La photo de la première de couv', aux éditions le temps qu'il fait, montre la "gueule" de Luc Dietrich. Et c'est déjà lui, tel qu'il se peint dans le Bonheur des tristes quand,   après une remarque féminine sur sa laideur, le jeune Dietrich se regarde au miroir:

"C'était moi, mais quel drôle de moi! Mon visage était comme une racine avec ses barbes follettes! Mon regard fendait cette noirceur, comme un coutre la terre. Ma bouche y vivait comme une balafre fraîche.  Et par-dessus le tout, poussait un pin qui débordait sur les oreilles et le cou.Je ne savais si c'était ridicule, désolant ou beau, mais je ne ressemblais pas aux autres: j'étais plus grand et plus visible."

Tout le livre a cette même honnêteté, cette désarmante  lucidité, cette déchirante modestie et cette bouleversante poésie de la formule, qui balaie d'un coup de faux les poncifs, les clichés,  les convenances.

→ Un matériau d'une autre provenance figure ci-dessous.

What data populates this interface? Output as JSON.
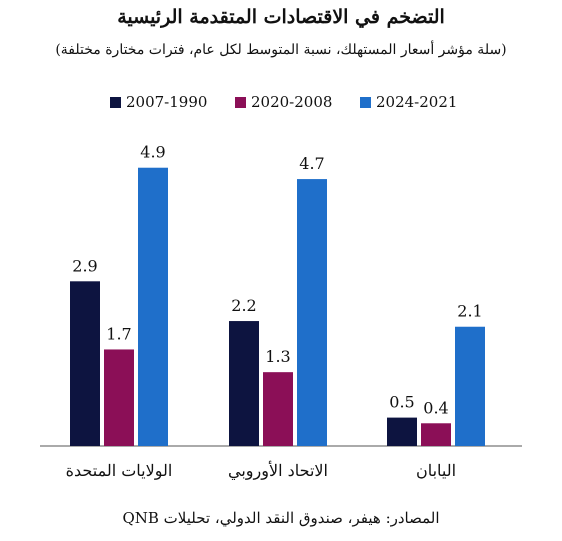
{
  "chart_data": {
    "type": "bar",
    "title": "التضخم في الاقتصادات المتقدمة الرئيسية",
    "subtitle": "(سلة مؤشر أسعار المستهلك، نسبة المتوسط لكل عام، فترات مختارة مختلفة)",
    "categories": [
      "الولايات المتحدة",
      "الاتحاد الأوروبي",
      "اليابان"
    ],
    "series": [
      {
        "name": "1990-2007",
        "color": "#0d1440",
        "values": [
          2.9,
          2.2,
          0.5
        ]
      },
      {
        "name": "2008-2020",
        "color": "#8b0f57",
        "values": [
          1.7,
          1.3,
          0.4
        ]
      },
      {
        "name": "2021-2024",
        "color": "#1f6fca",
        "values": [
          4.9,
          4.7,
          2.1
        ]
      }
    ],
    "legend_labels": [
      "2007-1990",
      "2020-2008",
      "2024-2021"
    ],
    "value_labels": [
      [
        "2.9",
        "1.7",
        "4.9"
      ],
      [
        "2.2",
        "1.3",
        "4.7"
      ],
      [
        "0.5",
        "0.4",
        "2.1"
      ]
    ],
    "ylim": [
      0,
      5.3
    ],
    "grid": false,
    "legend_position": "top",
    "source": "المصادر: هيفر، صندوق النقد الدولي، تحليلات QNB"
  }
}
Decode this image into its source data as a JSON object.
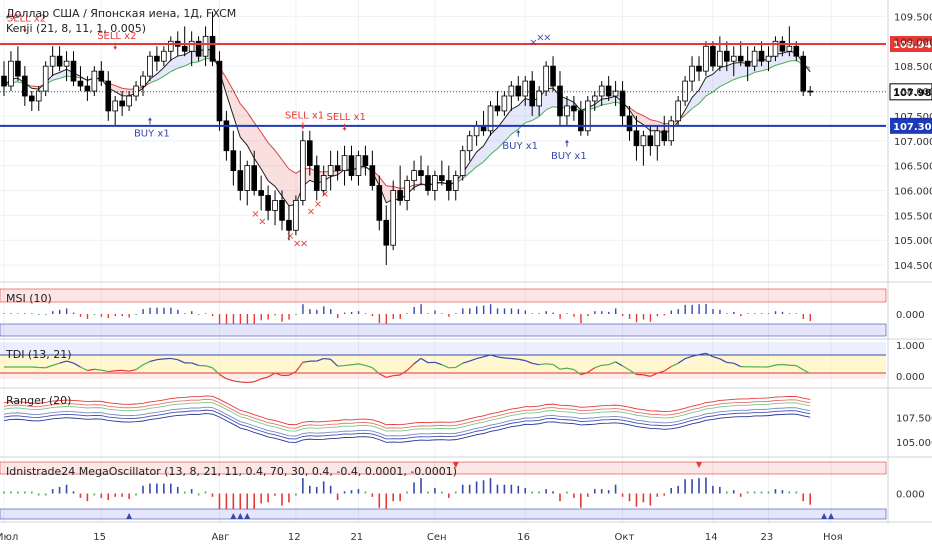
{
  "chart_data": {
    "type": "candlestick",
    "title": "Доллар США / Японская иена, 1Д, FXCM",
    "indicator_label": "Kenji (21, 8, 11, 1, 0.005)",
    "price_axis_ticks": [
      "109.500",
      "109.000",
      "108.500",
      "108.000",
      "107.500",
      "107.000",
      "106.500",
      "106.000",
      "105.500",
      "105.000",
      "104.500"
    ],
    "price_range": [
      104.2,
      109.75
    ],
    "x_labels": [
      {
        "i": 0,
        "label": "Июл"
      },
      {
        "i": 14,
        "label": "15"
      },
      {
        "i": 31,
        "label": "Авг"
      },
      {
        "i": 42,
        "label": "12"
      },
      {
        "i": 51,
        "label": "21"
      },
      {
        "i": 62,
        "label": "Сен"
      },
      {
        "i": 75,
        "label": "16"
      },
      {
        "i": 89,
        "label": "Окт"
      },
      {
        "i": 102,
        "label": "14"
      },
      {
        "i": 110,
        "label": "23"
      },
      {
        "i": 119,
        "label": "Ноя"
      }
    ],
    "lines": [
      {
        "price": 108.945,
        "label": "108.945",
        "color": "#e53935"
      },
      {
        "price": 107.3,
        "label": "107.300",
        "color": "#1e3ab8"
      }
    ],
    "last_price": {
      "price": 107.984,
      "label": "107.984"
    },
    "signals": [
      {
        "i": 3,
        "price": 109.2,
        "text": "SELL x2",
        "dir": "sell"
      },
      {
        "i": 16,
        "price": 108.85,
        "text": "SELL x2",
        "dir": "sell"
      },
      {
        "i": 21,
        "price": 107.45,
        "text": "BUY x1",
        "dir": "buy"
      },
      {
        "i": 43,
        "price": 107.25,
        "text": "SELL x1",
        "dir": "sell"
      },
      {
        "i": 49,
        "price": 107.22,
        "text": "SELL x1",
        "dir": "sell"
      },
      {
        "i": 74,
        "price": 107.2,
        "text": "BUY x1",
        "dir": "buy"
      },
      {
        "i": 81,
        "price": 107.0,
        "text": "BUY x1",
        "dir": "buy"
      }
    ],
    "crosses": [
      {
        "i": 36,
        "price": 105.55,
        "color": "#e53935"
      },
      {
        "i": 37,
        "price": 105.4,
        "color": "#e53935"
      },
      {
        "i": 41,
        "price": 105.1,
        "color": "#e53935"
      },
      {
        "i": 42,
        "price": 104.95,
        "color": "#e53935"
      },
      {
        "i": 43,
        "price": 104.95,
        "color": "#e53935"
      },
      {
        "i": 44,
        "price": 105.6,
        "color": "#e53935"
      },
      {
        "i": 45,
        "price": 105.75,
        "color": "#e53935"
      },
      {
        "i": 46,
        "price": 105.95,
        "color": "#e53935"
      },
      {
        "i": 76,
        "price": 109.0,
        "color": "#3949ab"
      },
      {
        "i": 77,
        "price": 109.1,
        "color": "#3949ab"
      },
      {
        "i": 78,
        "price": 109.1,
        "color": "#3949ab"
      }
    ],
    "candles": [
      [
        108.3,
        108.6,
        107.9,
        108.1
      ],
      [
        108.1,
        108.8,
        108.0,
        108.6
      ],
      [
        108.6,
        108.9,
        108.2,
        108.3
      ],
      [
        108.3,
        108.5,
        107.7,
        107.9
      ],
      [
        107.9,
        108.0,
        107.6,
        107.8
      ],
      [
        107.8,
        108.1,
        107.6,
        108.0
      ],
      [
        108.0,
        108.6,
        107.9,
        108.5
      ],
      [
        108.5,
        108.9,
        108.3,
        108.7
      ],
      [
        108.7,
        108.9,
        108.4,
        108.5
      ],
      [
        108.5,
        108.8,
        108.2,
        108.6
      ],
      [
        108.6,
        108.8,
        108.1,
        108.2
      ],
      [
        108.2,
        108.5,
        108.0,
        108.1
      ],
      [
        108.1,
        108.3,
        107.8,
        108.0
      ],
      [
        108.0,
        108.5,
        107.9,
        108.4
      ],
      [
        108.4,
        108.6,
        108.1,
        108.2
      ],
      [
        108.2,
        108.4,
        107.4,
        107.6
      ],
      [
        107.6,
        107.9,
        107.3,
        107.8
      ],
      [
        107.8,
        108.0,
        107.5,
        107.7
      ],
      [
        107.7,
        108.0,
        107.6,
        107.9
      ],
      [
        107.9,
        108.2,
        107.8,
        108.1
      ],
      [
        108.1,
        108.4,
        107.9,
        108.3
      ],
      [
        108.3,
        108.8,
        108.2,
        108.7
      ],
      [
        108.7,
        108.9,
        108.4,
        108.6
      ],
      [
        108.6,
        108.9,
        108.5,
        108.8
      ],
      [
        108.8,
        109.1,
        108.6,
        109.0
      ],
      [
        109.0,
        109.2,
        108.7,
        108.9
      ],
      [
        108.9,
        109.3,
        108.7,
        108.8
      ],
      [
        108.8,
        109.2,
        108.5,
        109.0
      ],
      [
        109.0,
        109.1,
        108.6,
        108.7
      ],
      [
        108.7,
        109.3,
        108.5,
        109.1
      ],
      [
        109.1,
        109.6,
        108.5,
        108.6
      ],
      [
        108.6,
        108.8,
        107.2,
        107.4
      ],
      [
        107.4,
        107.6,
        106.6,
        106.8
      ],
      [
        106.8,
        107.2,
        106.1,
        106.4
      ],
      [
        106.4,
        106.8,
        105.8,
        106.0
      ],
      [
        106.0,
        106.6,
        105.7,
        106.5
      ],
      [
        106.5,
        106.8,
        105.9,
        106.0
      ],
      [
        106.0,
        106.3,
        105.6,
        105.9
      ],
      [
        105.9,
        106.1,
        105.4,
        105.6
      ],
      [
        105.6,
        106.0,
        105.3,
        105.8
      ],
      [
        105.8,
        106.0,
        105.2,
        105.4
      ],
      [
        105.4,
        105.7,
        105.0,
        105.2
      ],
      [
        105.2,
        105.9,
        105.1,
        105.8
      ],
      [
        105.8,
        107.2,
        105.7,
        107.0
      ],
      [
        107.0,
        107.2,
        106.3,
        106.5
      ],
      [
        106.5,
        106.7,
        105.8,
        106.0
      ],
      [
        106.0,
        106.5,
        105.9,
        106.3
      ],
      [
        106.3,
        106.8,
        106.0,
        106.5
      ],
      [
        106.5,
        106.8,
        106.2,
        106.4
      ],
      [
        106.4,
        106.9,
        106.1,
        106.7
      ],
      [
        106.7,
        106.9,
        106.2,
        106.3
      ],
      [
        106.3,
        106.8,
        106.1,
        106.7
      ],
      [
        106.7,
        106.9,
        106.3,
        106.5
      ],
      [
        106.5,
        106.8,
        106.0,
        106.1
      ],
      [
        106.1,
        106.3,
        105.2,
        105.4
      ],
      [
        105.4,
        105.7,
        104.5,
        104.9
      ],
      [
        104.9,
        106.2,
        104.8,
        106.0
      ],
      [
        106.0,
        106.5,
        105.7,
        105.8
      ],
      [
        105.8,
        106.3,
        105.6,
        106.2
      ],
      [
        106.2,
        106.6,
        106.0,
        106.4
      ],
      [
        106.4,
        106.7,
        106.1,
        106.3
      ],
      [
        106.3,
        106.5,
        105.9,
        106.0
      ],
      [
        106.0,
        106.4,
        105.8,
        106.3
      ],
      [
        106.3,
        106.6,
        106.1,
        106.2
      ],
      [
        106.2,
        106.5,
        105.8,
        106.0
      ],
      [
        106.0,
        106.4,
        105.8,
        106.3
      ],
      [
        106.3,
        106.9,
        106.2,
        106.8
      ],
      [
        106.8,
        107.2,
        106.6,
        107.1
      ],
      [
        107.1,
        107.4,
        106.9,
        107.3
      ],
      [
        107.3,
        107.6,
        107.1,
        107.2
      ],
      [
        107.2,
        107.8,
        107.1,
        107.7
      ],
      [
        107.7,
        108.0,
        107.5,
        107.6
      ],
      [
        107.6,
        108.0,
        107.5,
        107.9
      ],
      [
        107.9,
        108.2,
        107.6,
        108.1
      ],
      [
        108.1,
        108.3,
        107.8,
        107.9
      ],
      [
        107.9,
        108.3,
        107.7,
        108.2
      ],
      [
        108.2,
        108.4,
        107.5,
        107.7
      ],
      [
        107.7,
        108.1,
        107.5,
        108.0
      ],
      [
        108.0,
        108.6,
        107.9,
        108.5
      ],
      [
        108.5,
        108.7,
        108.0,
        108.1
      ],
      [
        108.1,
        108.4,
        107.3,
        107.5
      ],
      [
        107.5,
        107.9,
        107.3,
        107.7
      ],
      [
        107.7,
        107.9,
        107.4,
        107.6
      ],
      [
        107.6,
        107.8,
        107.1,
        107.2
      ],
      [
        107.2,
        107.9,
        107.1,
        107.8
      ],
      [
        107.8,
        108.0,
        107.6,
        107.9
      ],
      [
        107.9,
        108.2,
        107.7,
        108.1
      ],
      [
        108.1,
        108.3,
        107.8,
        107.9
      ],
      [
        107.9,
        108.2,
        107.7,
        108.0
      ],
      [
        108.0,
        108.2,
        107.3,
        107.5
      ],
      [
        107.5,
        107.7,
        107.0,
        107.2
      ],
      [
        107.2,
        107.5,
        106.6,
        106.9
      ],
      [
        106.9,
        107.2,
        106.5,
        107.1
      ],
      [
        107.1,
        107.3,
        106.7,
        106.9
      ],
      [
        106.9,
        107.3,
        106.6,
        107.2
      ],
      [
        107.2,
        107.5,
        106.9,
        107.0
      ],
      [
        107.0,
        107.5,
        106.9,
        107.4
      ],
      [
        107.4,
        107.9,
        107.3,
        107.8
      ],
      [
        107.8,
        108.3,
        107.7,
        108.2
      ],
      [
        108.2,
        108.7,
        108.0,
        108.5
      ],
      [
        108.5,
        108.7,
        108.2,
        108.4
      ],
      [
        108.4,
        109.0,
        108.3,
        108.9
      ],
      [
        108.9,
        109.0,
        108.4,
        108.5
      ],
      [
        108.5,
        109.1,
        108.4,
        108.8
      ],
      [
        108.8,
        109.0,
        108.4,
        108.6
      ],
      [
        108.6,
        108.9,
        108.3,
        108.7
      ],
      [
        108.7,
        109.0,
        108.5,
        108.6
      ],
      [
        108.6,
        108.9,
        108.2,
        108.5
      ],
      [
        108.5,
        108.9,
        108.4,
        108.8
      ],
      [
        108.8,
        109.0,
        108.5,
        108.6
      ],
      [
        108.6,
        108.9,
        108.4,
        108.7
      ],
      [
        108.7,
        109.1,
        108.6,
        109.0
      ],
      [
        109.0,
        109.1,
        108.7,
        108.8
      ],
      [
        108.8,
        109.3,
        108.7,
        108.9
      ],
      [
        108.9,
        109.0,
        108.6,
        108.7
      ],
      [
        108.7,
        108.8,
        107.9,
        108.0
      ],
      [
        108.0,
        108.1,
        107.9,
        107.98
      ]
    ],
    "panels": [
      {
        "name": "msi",
        "label": "MSI (10)",
        "y_tick": "0.000"
      },
      {
        "name": "tdi",
        "label": "TDI (13, 21)",
        "y_ticks": [
          "1.000",
          "0.000"
        ]
      },
      {
        "name": "ranger",
        "label": "Ranger (20)",
        "y_ticks": [
          "107.500",
          "105.000"
        ]
      },
      {
        "name": "mega",
        "label": "Idnistrade24 MegaOscillator (13, 8, 21, 11, 0.4, 70, 30, 0.4, -0.4, 0.0001, -0.0001)",
        "y_tick": "0.000"
      }
    ]
  },
  "colors": {
    "up": "#ffffff",
    "down": "#000000",
    "resistance": "#e53935",
    "support": "#1e3ab8",
    "sell": "#e53935",
    "buy": "#3949ab"
  }
}
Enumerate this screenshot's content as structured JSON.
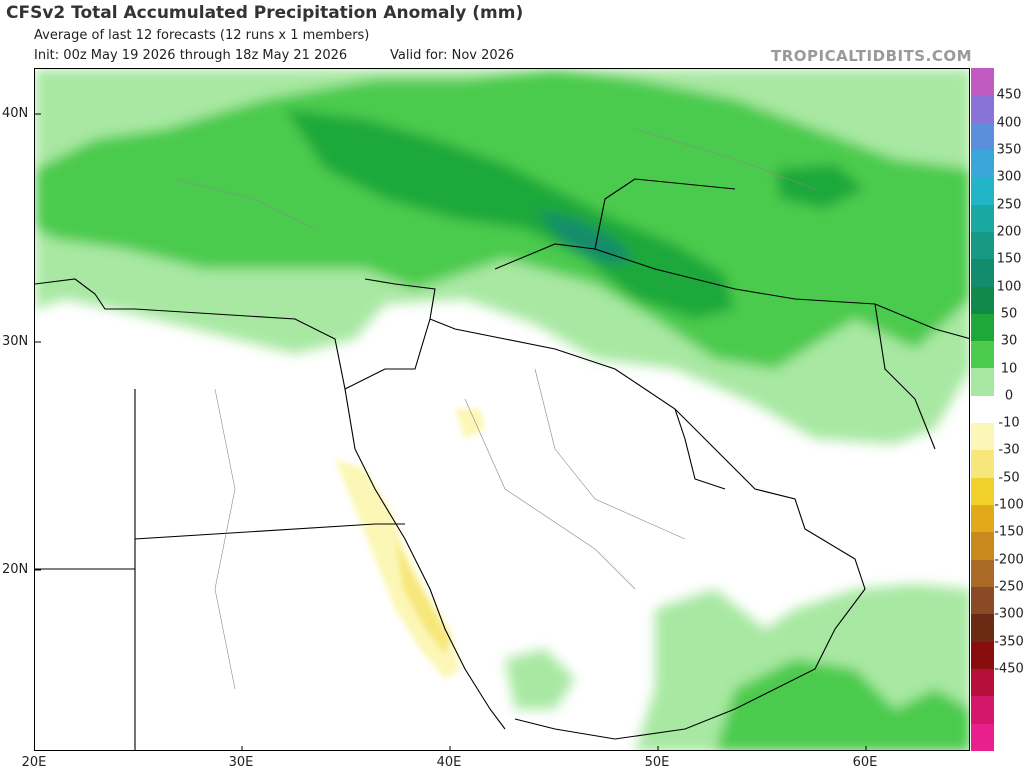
{
  "header": {
    "title": "CFSv2 Total Accumulated Precipitation Anomaly (mm)",
    "subtitle": "Average of last 12 forecasts (12 runs x 1 members)",
    "init": "Init: 00z May 19 2026 through 18z May 21 2026",
    "valid": "Valid for: Nov 2026",
    "brand": "TROPICALTIDBITS.COM"
  },
  "map": {
    "lat_labels": [
      "40N",
      "30N",
      "20N"
    ],
    "lon_labels": [
      "20E",
      "30E",
      "40E",
      "50E",
      "60E"
    ],
    "extent": {
      "lon_min": 20,
      "lon_max": 65,
      "lat_min": 12,
      "lat_max": 42
    }
  },
  "colorbar": {
    "labels": [
      "450",
      "400",
      "350",
      "300",
      "250",
      "200",
      "150",
      "100",
      "50",
      "30",
      "10",
      "0",
      "-10",
      "-30",
      "-50",
      "-100",
      "-150",
      "-200",
      "-250",
      "-300",
      "-350",
      "-450"
    ],
    "colors": [
      "#c15bc2",
      "#8a73d6",
      "#5b8fdc",
      "#3aa6da",
      "#22b5c8",
      "#1aa8a2",
      "#169a86",
      "#128c6c",
      "#0f8a48",
      "#1ea83a",
      "#4ccb4d",
      "#a8e8a2",
      "#ffffff",
      "#fcf7b6",
      "#f7e77a",
      "#f2d12c",
      "#e2aa1a",
      "#c88a1c",
      "#aa6a26",
      "#8a4b24",
      "#6a2a14",
      "#8a0d0d",
      "#b4103a",
      "#d41768",
      "#e8208e"
    ]
  }
}
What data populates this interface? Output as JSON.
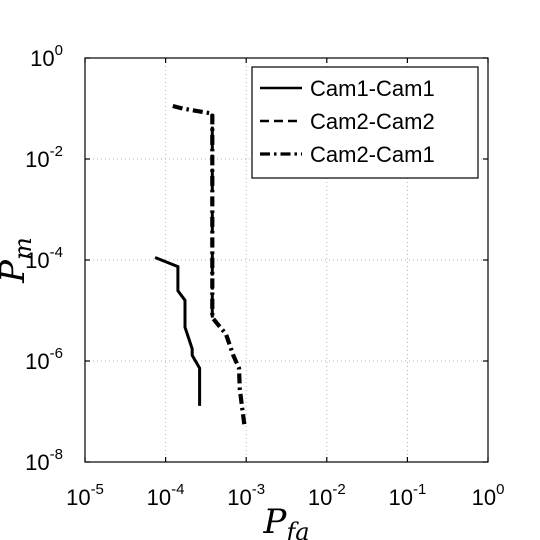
{
  "chart_data": {
    "type": "line",
    "title": "",
    "xlabel": "P_fa",
    "ylabel": "P_m",
    "x_scale": "log",
    "y_scale": "log",
    "xlim": [
      1e-05,
      1
    ],
    "ylim": [
      1e-08,
      1
    ],
    "grid": true,
    "legend_position": "top-right",
    "x_tick_labels": [
      {
        "base": "10",
        "exp": "-5",
        "value": 1e-05
      },
      {
        "base": "10",
        "exp": "-4",
        "value": 0.0001
      },
      {
        "base": "10",
        "exp": "-3",
        "value": 0.001
      },
      {
        "base": "10",
        "exp": "-2",
        "value": 0.01
      },
      {
        "base": "10",
        "exp": "-1",
        "value": 0.1
      },
      {
        "base": "10",
        "exp": "0",
        "value": 1
      }
    ],
    "y_tick_labels": [
      {
        "base": "10",
        "exp": "-8",
        "value": 1e-08
      },
      {
        "base": "10",
        "exp": "-6",
        "value": 1e-06
      },
      {
        "base": "10",
        "exp": "-4",
        "value": 0.0001
      },
      {
        "base": "10",
        "exp": "-2",
        "value": 0.01
      },
      {
        "base": "10",
        "exp": "0",
        "value": 1
      }
    ],
    "series": [
      {
        "name": "Cam1-Cam1",
        "style": "solid",
        "color": "#000000",
        "points": [
          [
            7.41e-05,
            0.000112
          ],
          [
            0.000142,
            7.41e-05
          ],
          [
            0.000142,
            2.45e-05
          ],
          [
            0.000174,
            1.59e-05
          ],
          [
            0.000174,
            4.68e-06
          ],
          [
            0.000214,
            1.74e-06
          ],
          [
            0.000214,
            1.29e-06
          ],
          [
            0.000264,
            7.24e-07
          ],
          [
            0.000264,
            1.29e-07
          ]
        ]
      },
      {
        "name": "Cam2-Cam2",
        "style": "dashed",
        "color": "#000000",
        "points": [
          [
            0.00038,
            7.24e-06
          ],
          [
            0.00038,
            0.0794
          ]
        ]
      },
      {
        "name": "Cam2-Cam1",
        "style": "dashdot",
        "color": "#000000",
        "points": [
          [
            0.000123,
            0.112
          ],
          [
            0.000162,
            0.1
          ],
          [
            0.00038,
            0.0794
          ],
          [
            0.00038,
            7.24e-06
          ],
          [
            0.000562,
            3.39e-06
          ],
          [
            0.000692,
            1.29e-06
          ],
          [
            0.000813,
            7.24e-07
          ],
          [
            0.000832,
            2.75e-07
          ],
          [
            0.000955,
            5.01e-08
          ]
        ]
      }
    ]
  }
}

Le bonheur des tristes est le récit d'une enfance chérie et cruelle, celui des 22 premières années d'un garçon amoureux de sa mère -  une femme tendre, fragile, droguée au laudanum et qui en meurt- un fils qui la couve, la protège, et, dans un amour toujours inquiet, grandit  auprès d'elle, dans la mesure où les cures de désintoxication de celle-ci  ne l'éloignent pas de lui, envoyant alors le petit Luc chez un vieil oncle pervers,  dans un asile pour débiles, ou dans une ferme qui a tout d'un bagne pour enfants.

Il y a du Poil de Carotte dans ce récit-là , pour la cruauté des hommes, la force résiliente de l'enfant, la consolante beauté de la nature, mais pas pour  le cynisme , ni l'afféterie dans la formulation qui est la marque de Jules Renard qui parfois semble parler par aphorismes.

Luc Dietrich, lui,  est un sauvage, il parle sauvagement, avec ses tripes, avec son oeil de voyant, sa bouche de "balafre fraîche" , sa fraternelle compassion pour les misérables, bêtes et gens, sa farouche crainte des manipulateurs et des tortionnaires de tout poil, et c'est si beau, si vrai, si puissant qu'il nous met souvent le coeur en charpie... ou tout au bord des lèvres. 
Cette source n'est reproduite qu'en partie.